司空祀揉了揉眉心,烦恼地想,他这个大哥不知道怎么了,以前从来不理睬他的,现在却突然注意起他来,偶尔遇上了,还会冒出一两句关心的话来,叫司空祀受宠若惊的同时又有些惶恐不安。关键是他那眼神叫人太不舒服了,锐利阴森,就像是兀鹰在俯视自己的猎物一般,但是同时又包含着一种司空祀看不懂的情绪在里面。

第二日,司空祀一大早就去了上书房,此时,上书房里静悄悄地,除了司空祀,其他人都还没有到。

司空祀走到自己的座位坐下,开始临摹字帖。每天十张字,是孝文帝对皇子们的要求。尽管司空祀的字已经写得很好了,但是他不想为了减免这一项功课去和业师说,免得惊动皇父,招出没意思来。毕竟,多一事不如少一事,他现在尽量避免让皇父注意到自己,宁可“泯然众人矣”。

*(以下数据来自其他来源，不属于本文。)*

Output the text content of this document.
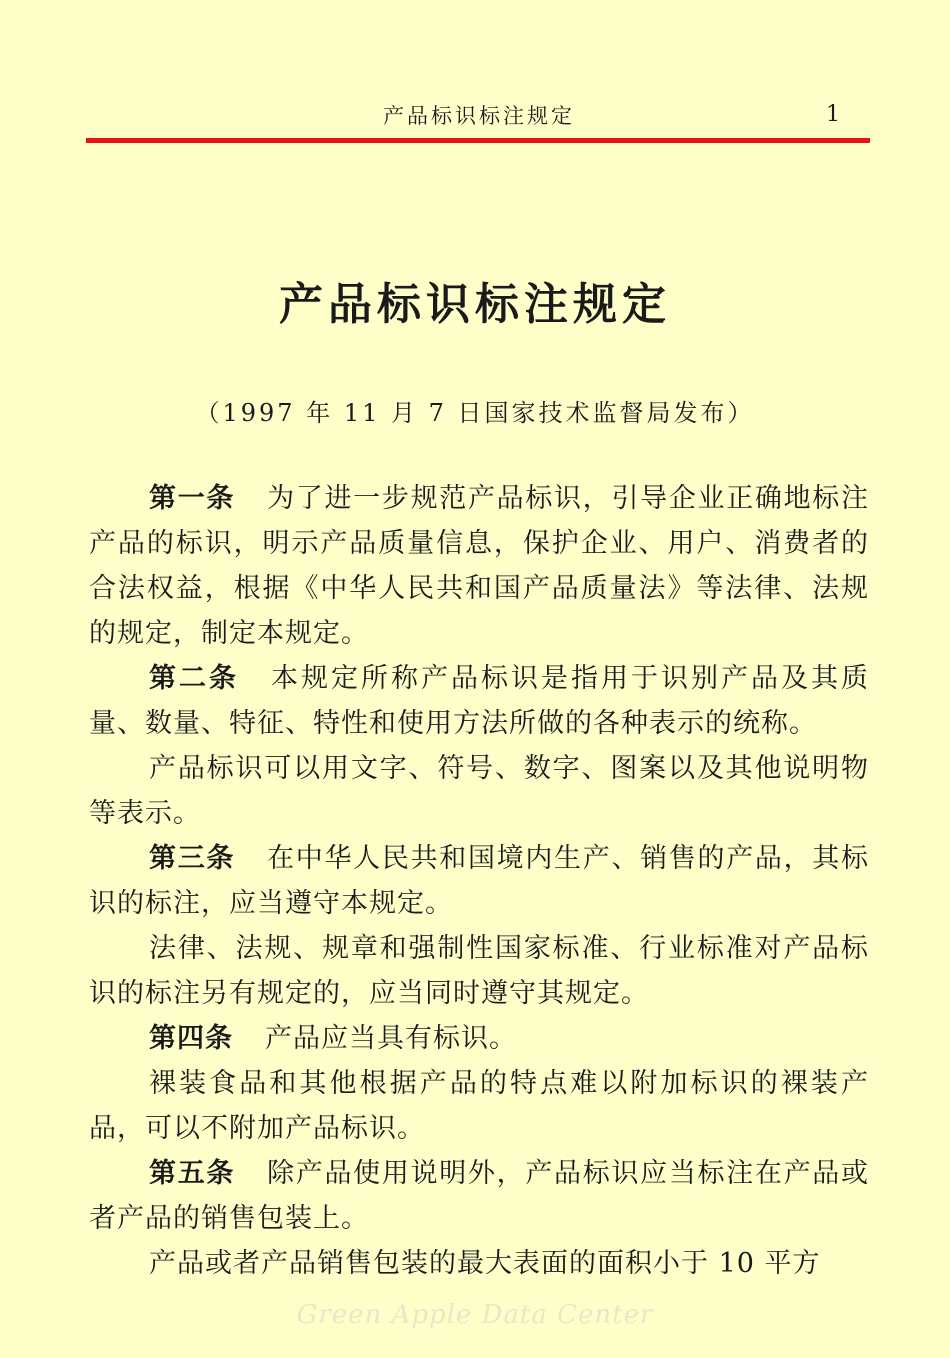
产品标识标注规定	1
产品标识标注规定
（1997 年 11 月 7 日国家技术监督局发布）

第一条 为了进一步规范产品标识，引导企业正确地标注产品的标识，明示产品质量信息，保护企业、用户、消费者的合法权益，根据《中华人民共和国产品质量法》等法律、法规的规定，制定本规定。

第二条 本规定所称产品标识是指用于识别产品及其质量、数量、特征、特性和使用方法所做的各种表示的统称。

产品标识可以用文字、符号、数字、图案以及其他说明物等表示。

第三条 在中华人民共和国境内生产、销售的产品，其标识的标注，应当遵守本规定。

法律、法规、规章和强制性国家标准、行业标准对产品标识的标注另有规定的，应当同时遵守其规定。

第四条 产品应当具有标识。

裸装食品和其他根据产品的特点难以附加标识的裸装产品，可以不附加产品标识。

第五条 除产品使用说明外，产品标识应当标注在产品或者产品的销售包装上。

产品或者产品销售包装的最大表面的面积小于 10 平方

Green Apple Data Center
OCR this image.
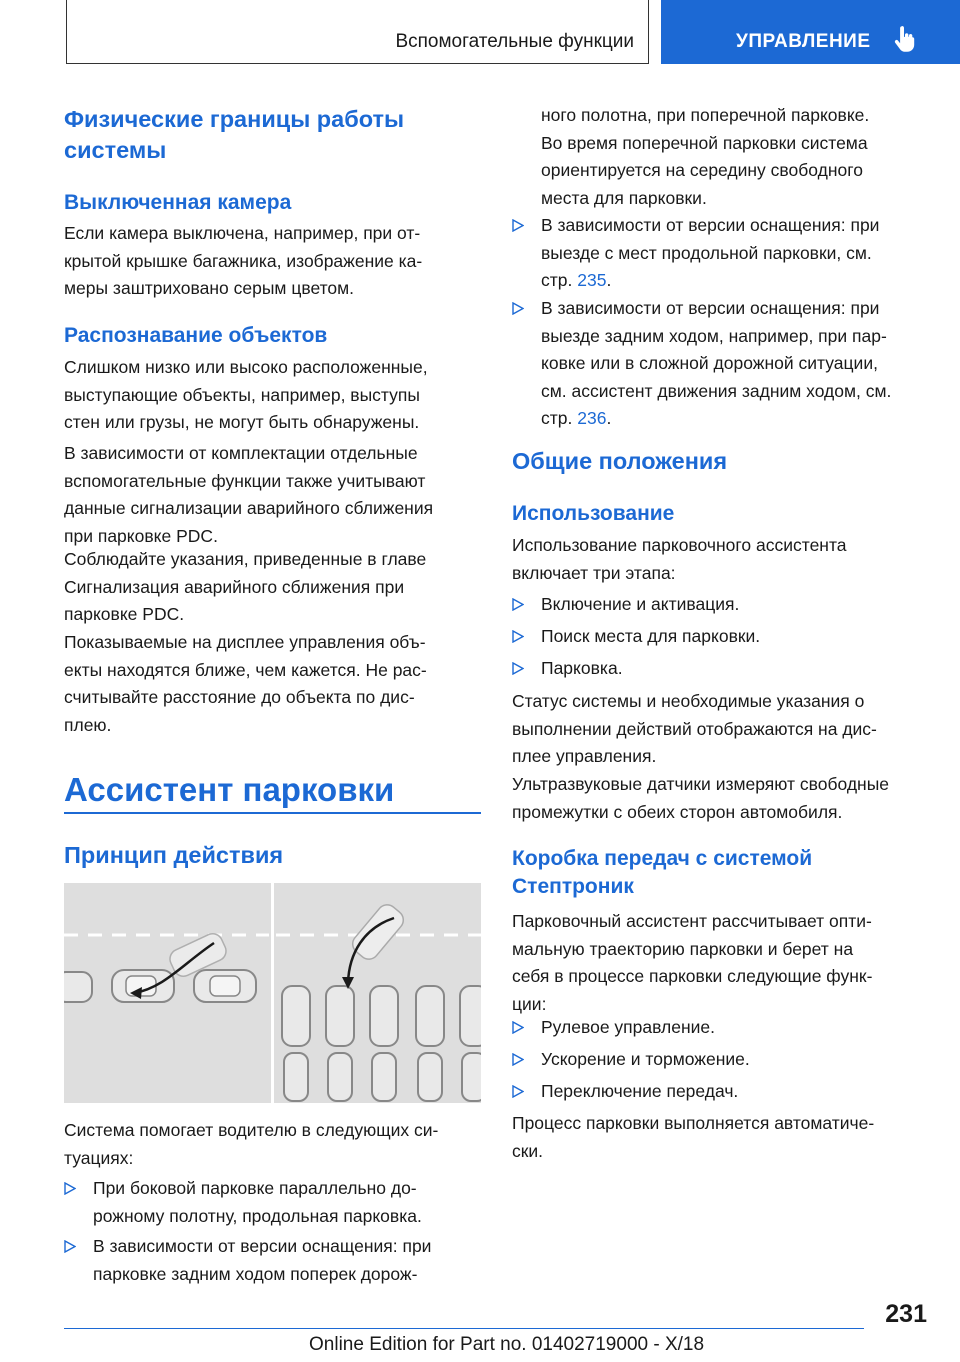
Вспомогательные функции	УПРАВЛЕНИЕ
Физические границы работы
системы
Выключенная камера
Если камера выключена, например, при от-
крытой крышке багажника, изображение ка-
меры заштриховано серым цветом.
Распознавание объектов
Слишком низко или высоко расположенные,
выступающие объекты, например, выступы
стен или грузы, не могут быть обнаружены.
В зависимости от комплектации отдельные
вспомогательные функции также учитывают
данные сигнализации аварийного сближения
при парковке PDC.
Соблюдайте указания, приведенные в главе
Сигнализация аварийного сближения при
парковке PDC.
Показываемые на дисплее управления объ-
екты находятся ближе, чем кажется. Не рас-
считывайте расстояние до объекта по дис-
плею.
Ассистент парковки
Принцип действия
Система помогает водителю в следующих си-
туациях:
При боковой парковке параллельно до-
рожному полотну, продольная парковка.
В зависимости от версии оснащения: при
парковке задним ходом поперек дорож-
ного полотна, при поперечной парковке.
Во время поперечной парковки система
ориентируется на середину свободного
места для парковки.
В зависимости от версии оснащения: при
выезде с мест продольной парковки, см.
стр. 235.
В зависимости от версии оснащения: при
выезде задним ходом, например, при пар-
ковке или в сложной дорожной ситуации,
см. ассистент движения задним ходом, см.
стр. 236.
Общие положения
Использование
Использование парковочного ассистента
включает три этапа:
Включение и активация.
Поиск места для парковки.
Парковка.
Статус системы и необходимые указания о
выполнении действий отображаются на дис-
плее управления.
Ультразвуковые датчики измеряют свободные
промежутки с обеих сторон автомобиля.
Коробка передач с системой
Стептроник
Парковочный ассистент рассчитывает опти-
мальную траекторию парковки и берет на
себя в процессе парковки следующие функ-
ции:
Рулевое управление.
Ускорение и торможение.
Переключение передач.
Процесс парковки выполняется автоматиче-
ски.
231
Online Edition for Part no. 01402719000 - X/18
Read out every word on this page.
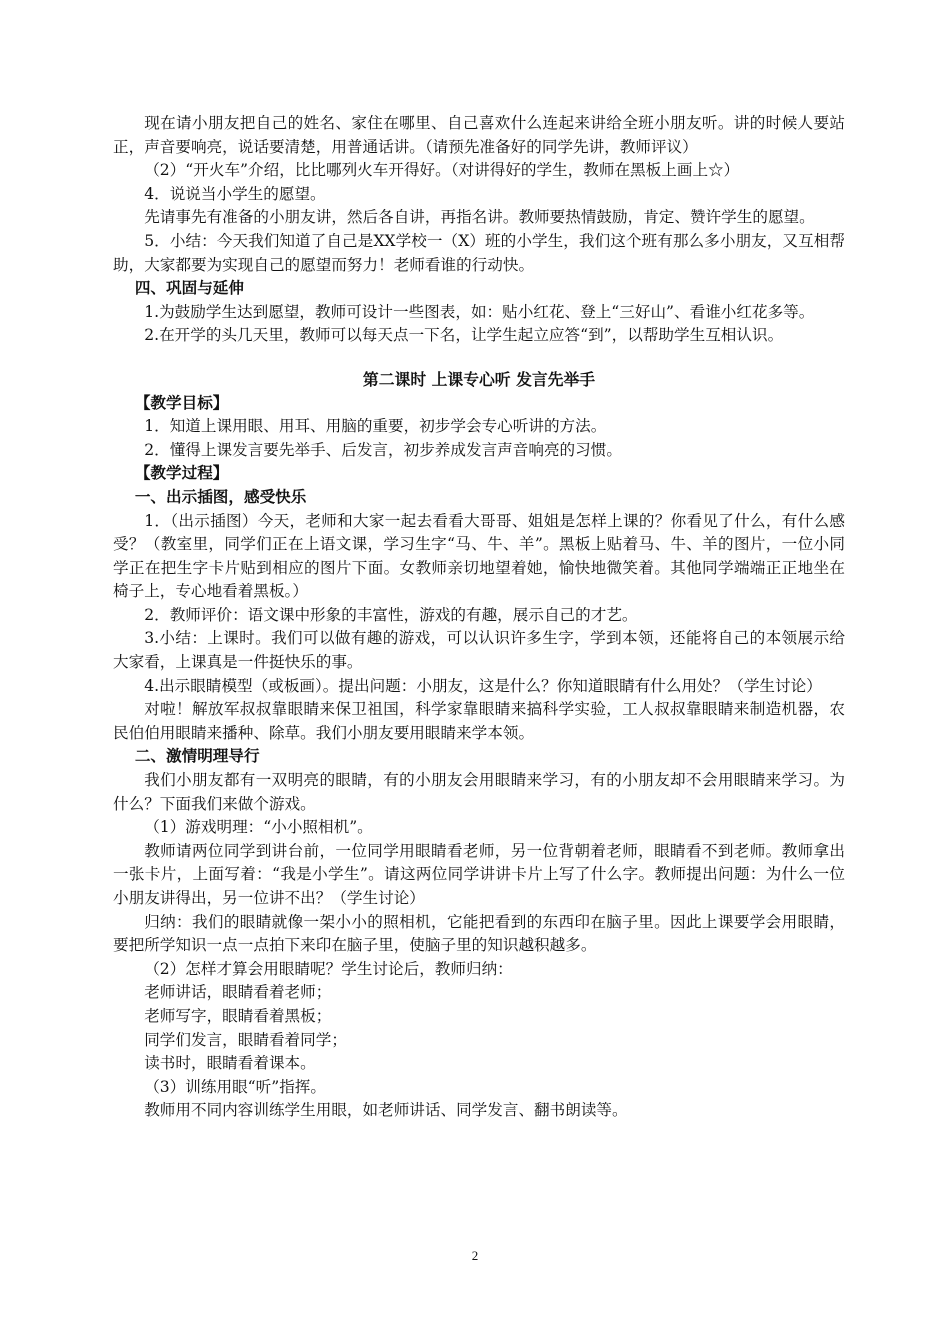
现在请小朋友把自己的姓名、家住在哪里、自己喜欢什么连起来讲给全班小朋友听。讲的时候人要站正，声音要响亮，说话要清楚，用普通话讲。（请预先准备好的同学先讲，教师评议）

（2）“开火车”介绍，比比哪列火车开得好。（对讲得好的学生，教师在黑板上画上☆）

4．说说当小学生的愿望。

先请事先有准备的小朋友讲，然后各自讲，再指名讲。教师要热情鼓励，肯定、赞许学生的愿望。

5．小结：今天我们知道了自己是XX学校一（X）班的小学生，我们这个班有那么多小朋友，又互相帮助，大家都要为实现自己的愿望而努力！老师看谁的行动快。

四、巩固与延伸

1.为鼓励学生达到愿望，教师可设计一些图表，如：贴小红花、登上“三好山”、看谁小红花多等。

2.在开学的头几天里，教师可以每天点一下名，让学生起立应答“到”，以帮助学生互相认识。

第二课时 上课专心听 发言先举手

【教学目标】

1．知道上课用眼、用耳、用脑的重要，初步学会专心听讲的方法。

2．懂得上课发言要先举手、后发言，初步养成发言声音响亮的习惯。

【教学过程】

一、出示插图，感受快乐

1．（出示插图）今天，老师和大家一起去看看大哥哥、姐姐是怎样上课的？你看见了什么，有什么感受？（教室里，同学们正在上语文课，学习生字“马、牛、羊”。黑板上贴着马、牛、羊的图片，一位小同学正在把生字卡片贴到相应的图片下面。女教师亲切地望着她，愉快地微笑着。其他同学端端正正地坐在椅子上，专心地看着黑板。）

2．教师评价：语文课中形象的丰富性，游戏的有趣，展示自己的才艺。

3.小结：上课时。我们可以做有趣的游戏，可以认识许多生字，学到本领，还能将自己的本领展示给大家看，上课真是一件挺快乐的事。

4.出示眼睛模型（或板画）。提出问题：小朋友，这是什么？你知道眼睛有什么用处？（学生讨论）

对啦！解放军叔叔靠眼睛来保卫祖国，科学家靠眼睛来搞科学实验，工人叔叔靠眼睛来制造机器，农民伯伯用眼睛来播种、除草。我们小朋友要用眼睛来学本领。

二、激情明理导行

我们小朋友都有一双明亮的眼睛，有的小朋友会用眼睛来学习，有的小朋友却不会用眼睛来学习。为什么？下面我们来做个游戏。

（1）游戏明理：“小小照相机”。

教师请两位同学到讲台前，一位同学用眼睛看老师，另一位背朝着老师，眼睛看不到老师。教师拿出一张卡片，上面写着：“我是小学生”。请这两位同学讲讲卡片上写了什么字。教师提出问题：为什么一位小朋友讲得出，另一位讲不出？（学生讨论）

归纳：我们的眼睛就像一架小小的照相机，它能把看到的东西印在脑子里。因此上课要学会用眼睛，要把所学知识一点一点拍下来印在脑子里，使脑子里的知识越积越多。

（2）怎样才算会用眼睛呢？学生讨论后，教师归纳：

老师讲话，眼睛看着老师；

老师写字，眼睛看着黑板；

同学们发言，眼睛看着同学；

读书时，眼睛看着课本。

（3）训练用眼“听”指挥。

教师用不同内容训练学生用眼，如老师讲话、同学发言、翻书朗读等。

2
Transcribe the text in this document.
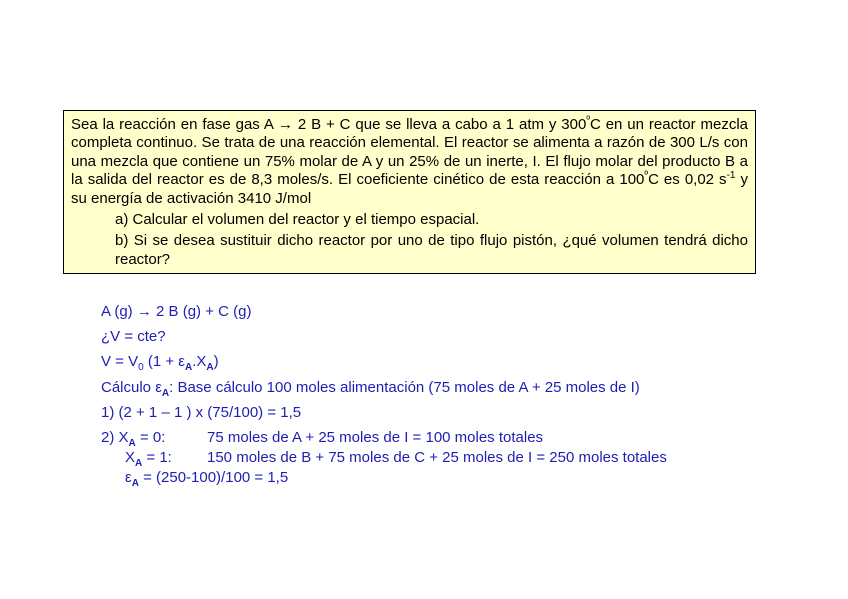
Sea la reacción en fase gas A → 2 B + C que se lleva a cabo a 1 atm y $300^ºC$ en un reactor mezcla completa continuo. Se trata de una reacción elemental. El reactor se alimenta a razón de 300 L/s con una mezcla que contiene un 75% molar de A y un 25% de un inerte, I. El flujo molar del producto B a la salida del reactor es de 8,3 moles/s. El coeficiente cinético de esta reacción a $100^ºC$ es 0,02 $s^{-1}$ y su energía de activación 3410 J/mol

a) Calcular el volumen del reactor y el tiempo espacial.

b) Si se desea sustituir dicho reactor por uno de tipo flujo pistón, ¿qué volumen tendrá dicho reactor?

A (g) → 2 B (g) + C (g)
¿V = cte?
$V = V_0$ $(1 + \varepsilon_A.X_A)$
Cálculo $\varepsilon_A$: Base cálculo 100 moles alimentación (75 moles de A + 25 moles de I)
1) (2 + 1 – 1 ) x (75/100) = 1,5
2) $X_A = 0$:	75 moles de A + 25 moles de I = 100 moles totales
$X_A = 1$: 150 moles de B + 75 moles de C + 25 moles de I = 250 moles totales
$\varepsilon_A = (250-100)/100 = 1,5$
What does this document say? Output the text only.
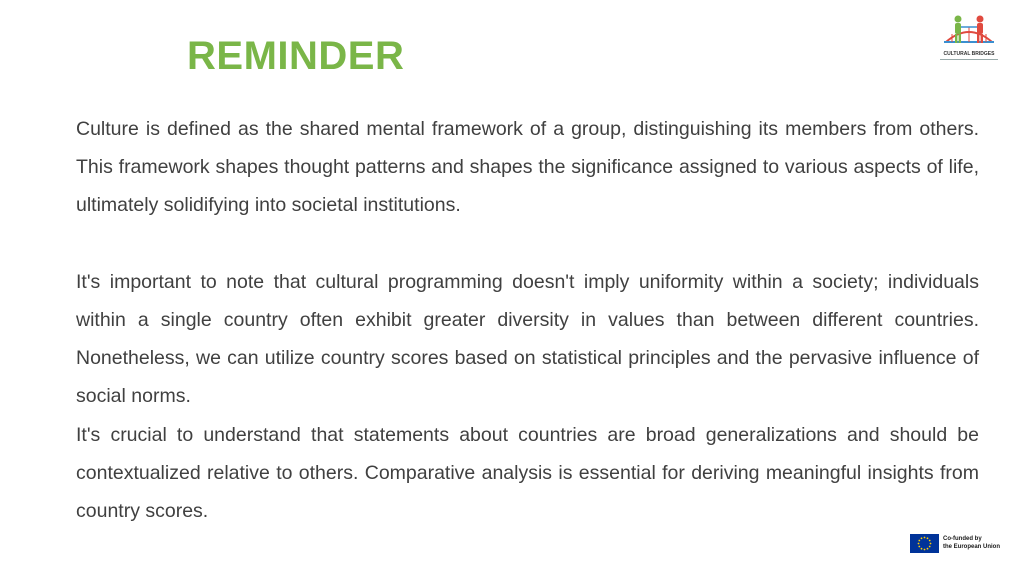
REMINDER	CULTURAL BRIDGES

Culture is defined as the shared mental framework of a group, distinguishing its members from others. This framework shapes thought patterns and shapes the significance assigned to various aspects of life, ultimately solidifying into societal institutions.

It's important to note that cultural programming doesn't imply uniformity within a society; individuals within a single country often exhibit greater diversity in values than between different countries. Nonetheless, we can utilize country scores based on statistical principles and the pervasive influence of social norms.

It's crucial to understand that statements about countries are broad generalizations and should be contextualized relative to others. Comparative analysis is essential for deriving meaningful insights from country scores.

Co-funded by
the European Union
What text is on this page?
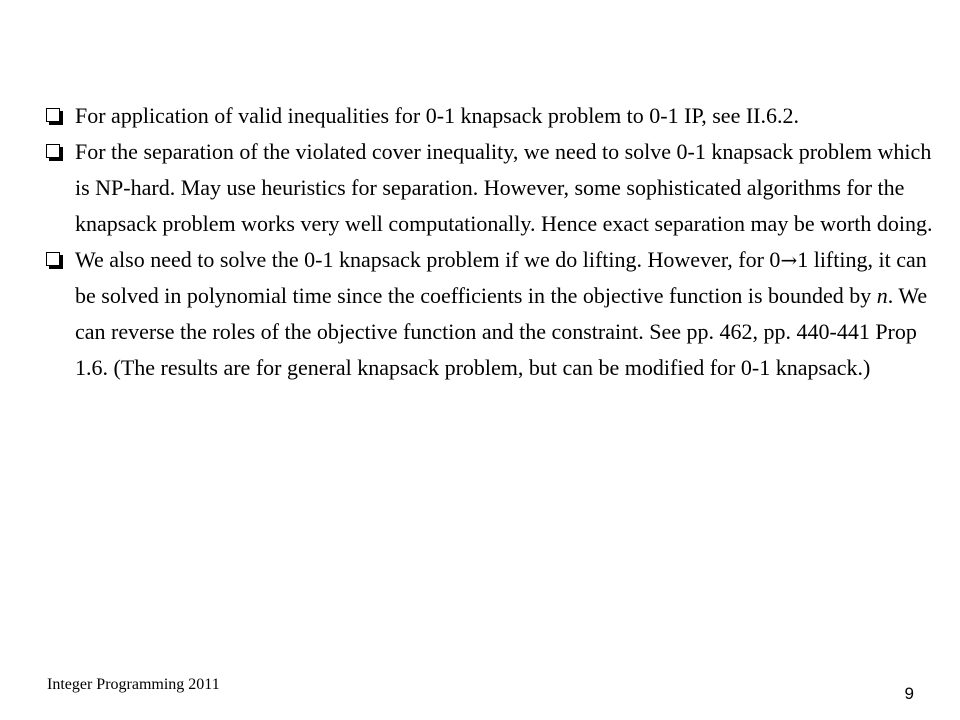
For application of valid inequalities for 0-1 knapsack problem to 0-1 IP, see II.6.2.
For the separation of the violated cover inequality, we need to solve 0-1 knapsack problem which is NP-hard. May use heuristics for separation. However, some sophisticated algorithms for the knapsack problem works very well computationally. Hence exact separation may be worth doing.
We also need to solve the 0-1 knapsack problem if we do lifting. However, for 0→1 lifting, it can be solved in polynomial time since the coefficients in the objective function is bounded by n. We can reverse the roles of the objective function and the constraint. See pp. 462, pp. 440-441 Prop 1.6. (The results are for general knapsack problem, but can be modified for 0-1 knapsack.)
Integer Programming 2011	9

司空祀本想在上书房就将这些字写好,课后出宫去庆王府一趟。 可是偏偏事不遂人愿,今天太子殿下忽至上书房巡视。

太子司空祎今年刚至弱冠之龄,褪去青涩的面庞还残留着少年的柔美轮廓,使他的相貌正介于少年至青年之间的临界处,既不显得过分刚硬又不显得过分阴柔,正是最意气风发的时候,加上他遗传自其母的清秀眉目,和一身玉冠华服的气派,端的是玉树临风、风度翩翩。

太子照例在台上说了一通冠冕堂皇的勉励的话,就下来挨个检查幼弟们的功课,叫措手不及的司空祥等人急得抓耳挠腮,不过太子十分温和,尽管司空祥等人答得牛头不对马嘴,他也只是微笑着勉励他们要努力。

大家松了一口气,估摸着时辰差不多了,准备等太子做了结束陈辞,就作鸟兽散。

太子作了结束语,却又不走,单对着司空祀说:“其他人可以散了,六弟,你留下来一下,孤有话要和你说。”

众人都“乌拉拉”地向太子殿下行了礼,然后一一鱼贯而出。

待众人走了之后,太子司空祎微笑着坐下,又对司空祀说:“坐吧,现在也不用讲那些虚礼,咱们就是两兄弟聊聊天。”

司空祀还是依着君臣之礼谢了座,斜签着身体坐下,以示谦恭。

司空祎说:“六弟,我觉得你如今的学问还是很不错的,不过,光是在上书房读经史子集圣贤之书,却不去实际历练历练,未免纸上谈兵。有机会还是去做点实际的事情好。”

司空祀说:“太子殿下说得何尝不是呢?可是……”

司空祎安抚地摸了摸他的手背,说:“你的顾虑我知道。你上次救了落水的九弟,还累得自己倒生了一场大病,于是我趁机和皇父说,友爱兄弟的人岂能不孝敬皇父?又岂会不着眼社稷?皇父当时也点了头的,这是个好迹象。你往后要多在皇父面前表现表现,可不就有机会了?到时候我再敲敲边鼓,就说自己独理朝政,没有个知心的兄弟帮忙还是有些力不从心呢,六弟为人诚挚谦恭,学问又好,正堪重用。”